Il y eut une pause durant laquelle Margaret se rassit auprès de la petite table, tandis que Clément arpentait le salon en réfléchissant.

Tout à coup il s’arrêta brusquement, appuya son coude sur le coin de la cheminée, en face de Margaret, et regarda la figure pensive de la jeune fille. Elle avait rougi lorsque le caissier était entré dans le salon, mais elle était très-pâle maintenant.

— Margaret, — dit Clément (c’était la première fois qu’il appelait la protégée de sa mère par son nom de baptême, et la jeune fille releva la tête avec surprise) ; — Margaret, ce qui est arrivé aujourd’hui me fait croire que votre conviction n’est que l’horrible vérité et que M. Dunbar, le seul parent qui survive de ces deux hommes que j’ai appris à honorer et à révérer depuis mon enfance, est effectivement coupable de la mort de votre père.

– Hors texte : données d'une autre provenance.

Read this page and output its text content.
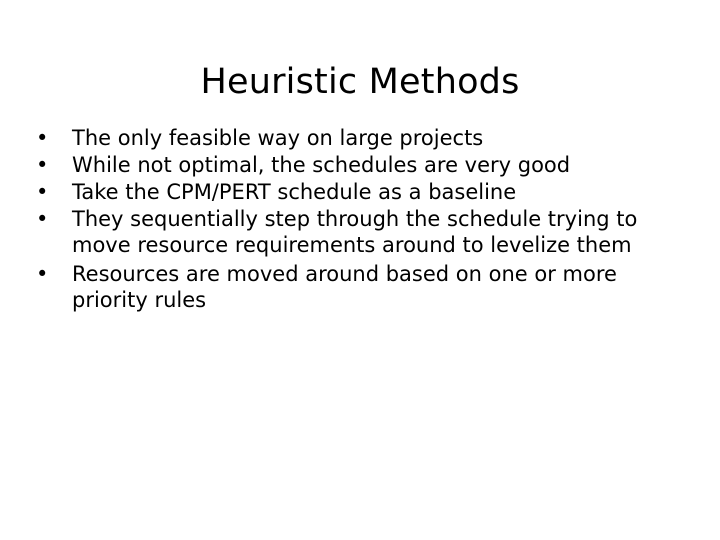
Heuristic Methods
•	The only feasible way on large projects
•	While not optimal, the schedules are very good
•	Take the CPM/PERT schedule as a baseline
•	They sequentially step through the schedule trying to move resource requirements around to levelize them
•	Resources are moved around based on one or more priority rules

S’il en est ainsi, la justice demande que le crime de cet homme soit exposé au grand jour. Je suis un peu de l’opinion de Shakspeare, je crois que le meurtre, de façon ou d’autre, transpire tôt ou tard. Mais je pense que dans cette affaire la police a été d’une négligence coupable. Il semble qu’elle ait craint de poursuivre trop activement ses recherches de peur qu’elles n’amenassent la découverte de la culpabilité de M. Dunbar.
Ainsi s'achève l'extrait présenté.